Que pensez-vous des œuvres d’art dérobées dans nos royaumes par les colons? Est-ce qu’il y a une différence entre ces œuvres qui embellissent les musées en occident et celles que nous avons encore ici au pays?
L’art originel est sacré. C’est ma démarche artistique. A l’intérieur des œuvres d’art, il y a une vitalisation, il y a une incarnation. La différence entre l’art occidental et l’art africain est simple : une partie de l’art occidental est destinée à l’exposition. L’art africain au plan originel, c’est un art d’incarnation, c’est-à-dire que certains esprits y vivent pour nous aider, pour nous accompagner.

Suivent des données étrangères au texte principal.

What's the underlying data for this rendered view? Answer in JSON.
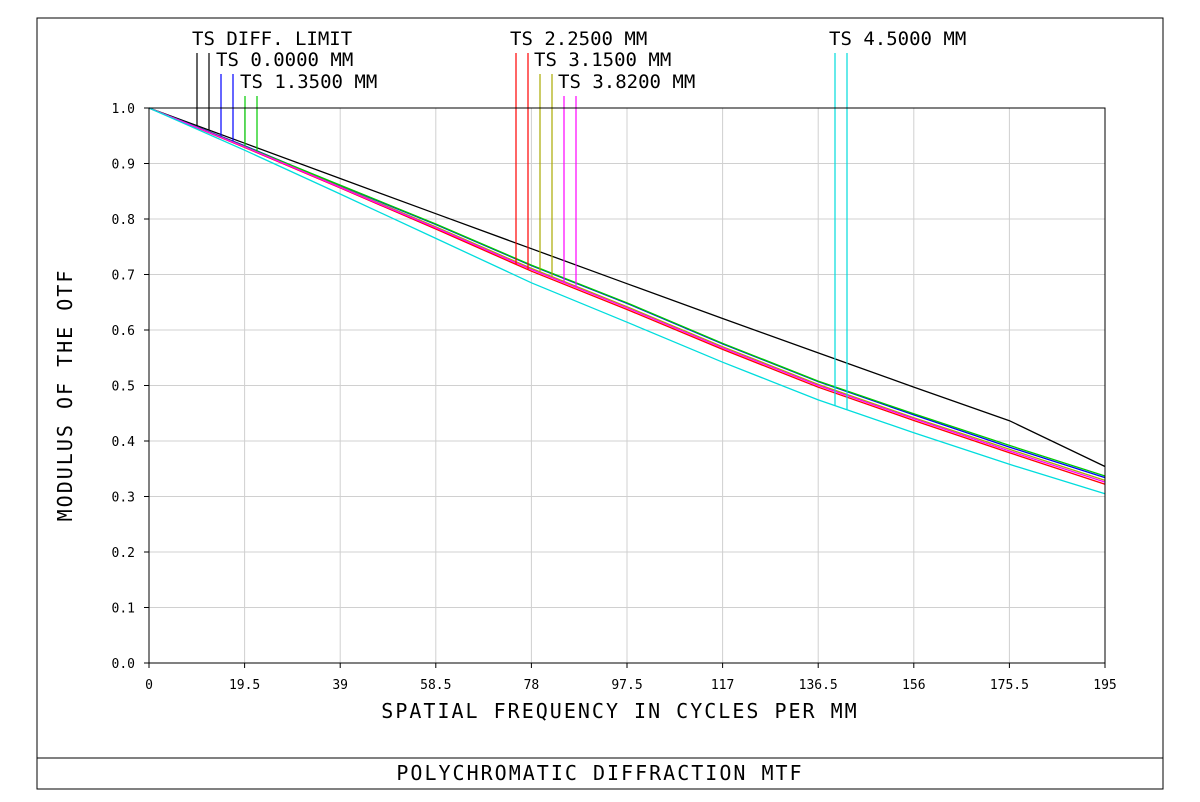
{
  "chart_data": {
    "type": "line",
    "title": "POLYCHROMATIC DIFFRACTION MTF",
    "xlabel": "SPATIAL FREQUENCY IN CYCLES PER MM",
    "ylabel": "MODULUS OF THE OTF",
    "xlim": [
      0,
      195
    ],
    "ylim": [
      0,
      1.0
    ],
    "x_ticks": [
      "0",
      "19.5",
      "39",
      "58.5",
      "78",
      "97.5",
      "117",
      "136.5",
      "156",
      "175.5",
      "195"
    ],
    "y_ticks": [
      "0.0",
      "0.1",
      "0.2",
      "0.3",
      "0.4",
      "0.5",
      "0.6",
      "0.7",
      "0.8",
      "0.9",
      "1.0"
    ],
    "grid": true,
    "legend_placement": "top",
    "series": [
      {
        "name": "TS DIFF. LIMIT",
        "color": "#000000",
        "x": [
          0,
          19.5,
          39,
          58.5,
          78,
          97.5,
          117,
          136.5,
          156,
          175.5,
          195
        ],
        "y": [
          1.0,
          0.9365,
          0.873,
          0.8096,
          0.7464,
          0.6834,
          0.6208,
          0.5587,
          0.4972,
          0.4366,
          0.354
        ]
      },
      {
        "name": "TS 0.0000 MM",
        "color": "#0000ff",
        "x": [
          0,
          19.5,
          39,
          58.5,
          78,
          97.5,
          117,
          136.5,
          156,
          175.5,
          195
        ],
        "y": [
          1.0,
          0.932,
          0.86,
          0.79,
          0.716,
          0.648,
          0.575,
          0.507,
          0.447,
          0.389,
          0.334
        ]
      },
      {
        "name": "TS 1.3500 MM",
        "color": "#00cc00",
        "x": [
          0,
          19.5,
          39,
          58.5,
          78,
          97.5,
          117,
          136.5,
          156,
          175.5,
          195
        ],
        "y": [
          1.0,
          0.931,
          0.861,
          0.791,
          0.717,
          0.649,
          0.576,
          0.508,
          0.449,
          0.392,
          0.337
        ]
      },
      {
        "name": "TS 2.2500 MM",
        "color": "#ff0000",
        "x": [
          0,
          19.5,
          39,
          58.5,
          78,
          97.5,
          117,
          136.5,
          156,
          175.5,
          195
        ],
        "y": [
          1.0,
          0.929,
          0.856,
          0.782,
          0.706,
          0.637,
          0.565,
          0.497,
          0.437,
          0.379,
          0.322
        ]
      },
      {
        "name": "TS 3.1500 MM",
        "color": "#aaaa00",
        "x": [
          0,
          19.5,
          39,
          58.5,
          78,
          97.5,
          117,
          136.5,
          156,
          175.5,
          195
        ],
        "y": [
          1.0,
          0.93,
          0.858,
          0.786,
          0.711,
          0.642,
          0.57,
          0.502,
          0.442,
          0.385,
          0.329
        ]
      },
      {
        "name": "TS 3.8200 MM",
        "color": "#ff00ff",
        "x": [
          0,
          19.5,
          39,
          58.5,
          78,
          97.5,
          117,
          136.5,
          156,
          175.5,
          195
        ],
        "y": [
          1.0,
          0.93,
          0.857,
          0.784,
          0.709,
          0.64,
          0.568,
          0.5,
          0.44,
          0.382,
          0.326
        ]
      },
      {
        "name": "TS 4.5000 MM",
        "color": "#00dddd",
        "x": [
          0,
          19.5,
          39,
          58.5,
          78,
          97.5,
          117,
          136.5,
          156,
          175.5,
          195
        ],
        "y": [
          1.0,
          0.924,
          0.845,
          0.765,
          0.685,
          0.614,
          0.542,
          0.474,
          0.415,
          0.358,
          0.305
        ]
      }
    ]
  }
}
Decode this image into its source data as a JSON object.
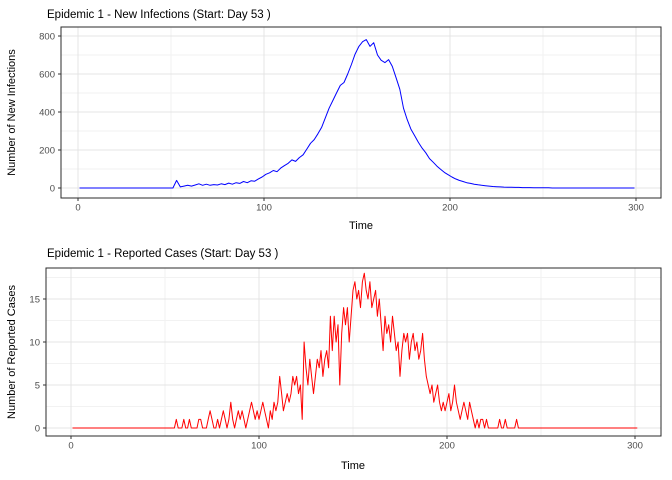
{
  "page_background": "#ffffff",
  "theme": {
    "panel_background": "#ffffff",
    "panel_border": "#2b2b2b",
    "grid_major": "#e4e4e4",
    "grid_minor": "#f2f2f2",
    "tick_mark_color": "#333333",
    "tick_label_color": "#4d4d4d",
    "title_color": "#000000"
  },
  "chart_data": [
    {
      "type": "line",
      "title": "Epidemic 1 - New Infections (Start: Day 53 )",
      "xlabel": "Time",
      "ylabel": "Number of New Infections",
      "color": "#0000ff",
      "legend": "none",
      "grid": "on",
      "x_range_shown": [
        0,
        300
      ],
      "y_range_shown": [
        0,
        800
      ],
      "x_ticks": [
        0,
        100,
        200,
        300
      ],
      "x_minor_ticks": [
        50,
        150,
        250
      ],
      "y_ticks": [
        0,
        200,
        400,
        600,
        800
      ],
      "y_minor_ticks": [
        100,
        300,
        500,
        700
      ],
      "start_day_annotation": "Day 53",
      "x_start": 1,
      "x_step": 2,
      "values": [
        0,
        0,
        0,
        0,
        0,
        0,
        0,
        0,
        0,
        0,
        0,
        0,
        0,
        0,
        0,
        0,
        0,
        0,
        0,
        0,
        0,
        0,
        0,
        0,
        0,
        0,
        40,
        6,
        10,
        14,
        10,
        16,
        22,
        14,
        20,
        14,
        18,
        16,
        22,
        18,
        26,
        20,
        28,
        24,
        34,
        28,
        38,
        36,
        48,
        58,
        72,
        80,
        92,
        86,
        105,
        118,
        130,
        148,
        140,
        160,
        175,
        205,
        235,
        255,
        285,
        320,
        370,
        420,
        460,
        500,
        540,
        555,
        600,
        650,
        705,
        745,
        770,
        781,
        745,
        765,
        700,
        672,
        660,
        676,
        640,
        580,
        520,
        420,
        360,
        310,
        275,
        240,
        210,
        185,
        155,
        135,
        115,
        98,
        82,
        70,
        58,
        48,
        40,
        34,
        28,
        24,
        20,
        17,
        14,
        12,
        10,
        8,
        7,
        6,
        5,
        4,
        4,
        3,
        3,
        2,
        2,
        2,
        1,
        1,
        1,
        1,
        1,
        0,
        0,
        0,
        0,
        0,
        0,
        0,
        0,
        0,
        0,
        0,
        0,
        0,
        0,
        0,
        0,
        0,
        0,
        0,
        0,
        0,
        0,
        0
      ]
    },
    {
      "type": "line",
      "title": "Epidemic 1 - Reported Cases (Start: Day 53 )",
      "xlabel": "Time",
      "ylabel": "Number of Reported Cases",
      "color": "#ff0000",
      "legend": "none",
      "grid": "on",
      "x_range_shown": [
        0,
        300
      ],
      "y_range_shown": [
        0,
        18
      ],
      "x_ticks": [
        0,
        100,
        200,
        300
      ],
      "x_minor_ticks": [
        50,
        150,
        250
      ],
      "y_ticks": [
        0,
        5,
        10,
        15
      ],
      "y_minor_ticks": [
        2.5,
        7.5,
        12.5,
        17.5
      ],
      "start_day_annotation": "Day 53",
      "x_start": 1,
      "x_step": 1,
      "values": [
        0,
        0,
        0,
        0,
        0,
        0,
        0,
        0,
        0,
        0,
        0,
        0,
        0,
        0,
        0,
        0,
        0,
        0,
        0,
        0,
        0,
        0,
        0,
        0,
        0,
        0,
        0,
        0,
        0,
        0,
        0,
        0,
        0,
        0,
        0,
        0,
        0,
        0,
        0,
        0,
        0,
        0,
        0,
        0,
        0,
        0,
        0,
        0,
        0,
        0,
        0,
        0,
        0,
        0,
        0,
        1,
        0,
        0,
        0,
        1,
        0,
        0,
        1,
        0,
        0,
        0,
        0,
        1,
        1,
        0,
        0,
        0,
        1,
        2,
        1,
        0,
        0,
        1,
        0,
        1,
        2,
        1,
        0,
        1,
        3,
        1,
        0,
        1,
        2,
        1,
        2,
        1,
        0,
        1,
        2,
        3,
        2,
        1,
        2,
        1,
        2,
        3,
        2,
        1,
        0,
        2,
        1,
        3,
        2,
        3,
        6,
        4,
        2,
        3,
        4,
        3,
        4,
        6,
        5,
        6,
        4,
        5,
        1,
        10,
        7,
        5,
        8,
        6,
        4,
        6,
        8,
        7,
        9,
        6,
        8,
        9,
        7,
        13,
        9,
        13,
        10,
        12,
        5,
        11,
        14,
        12,
        14,
        10,
        13,
        16,
        17,
        15,
        16,
        14,
        17,
        18,
        16,
        15,
        17,
        14,
        15,
        16,
        13,
        15,
        12,
        9,
        13,
        11,
        12,
        10,
        13,
        11,
        9,
        10,
        6,
        9,
        11,
        10,
        11,
        8,
        10,
        11,
        9,
        10,
        8,
        9,
        11,
        8,
        6,
        5,
        4,
        5,
        3,
        4,
        5,
        3,
        2,
        3,
        2,
        3,
        4,
        2,
        3,
        5,
        3,
        2,
        1,
        2,
        3,
        2,
        1,
        3,
        2,
        1,
        0,
        1,
        0,
        1,
        1,
        0,
        1,
        0,
        0,
        0,
        0,
        0,
        0,
        1,
        0,
        0,
        1,
        0,
        0,
        0,
        0,
        0,
        1,
        0,
        0,
        0,
        0,
        0,
        0,
        0,
        0,
        0,
        0,
        0,
        0,
        0,
        0,
        0,
        0,
        0,
        0,
        0,
        0,
        0,
        0,
        0,
        0,
        0,
        0,
        0,
        0,
        0,
        0,
        0,
        0,
        0,
        0,
        0,
        0,
        0,
        0,
        0,
        0,
        0,
        0,
        0,
        0,
        0,
        0,
        0,
        0,
        0,
        0,
        0,
        0,
        0,
        0,
        0,
        0,
        0,
        0,
        0,
        0,
        0,
        0,
        0,
        0
      ]
    }
  ]
}
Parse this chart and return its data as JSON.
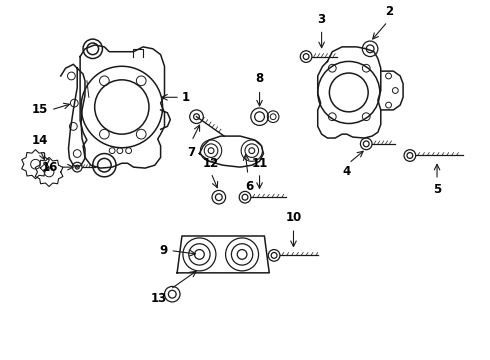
{
  "bg_color": "#ffffff",
  "line_color": "#1a1a1a",
  "fig_width": 4.9,
  "fig_height": 3.6,
  "dpi": 100,
  "font_size": 8.5
}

Ce ne sont pas des œuvres vides. Que ça soit volé, emporté, les œuvres ont leur vie à faire. Malgré la distance, ces œuvres sont avec nous. L’âme n’a pas de race. Détrompez-vous. Les races, les familles, ce sont les humains qui créent ça. On nous a menti.
On parle de retour maintenant parce que les œuvres ont atteint une période de leur vie où elles doivent aussi rentrer en Afrique. Au-delà des humains, de nos petites personnes physiques ; il y a une autre main invisible qui dirige le monde. Derrière chaque être humain, se cache une main invisible.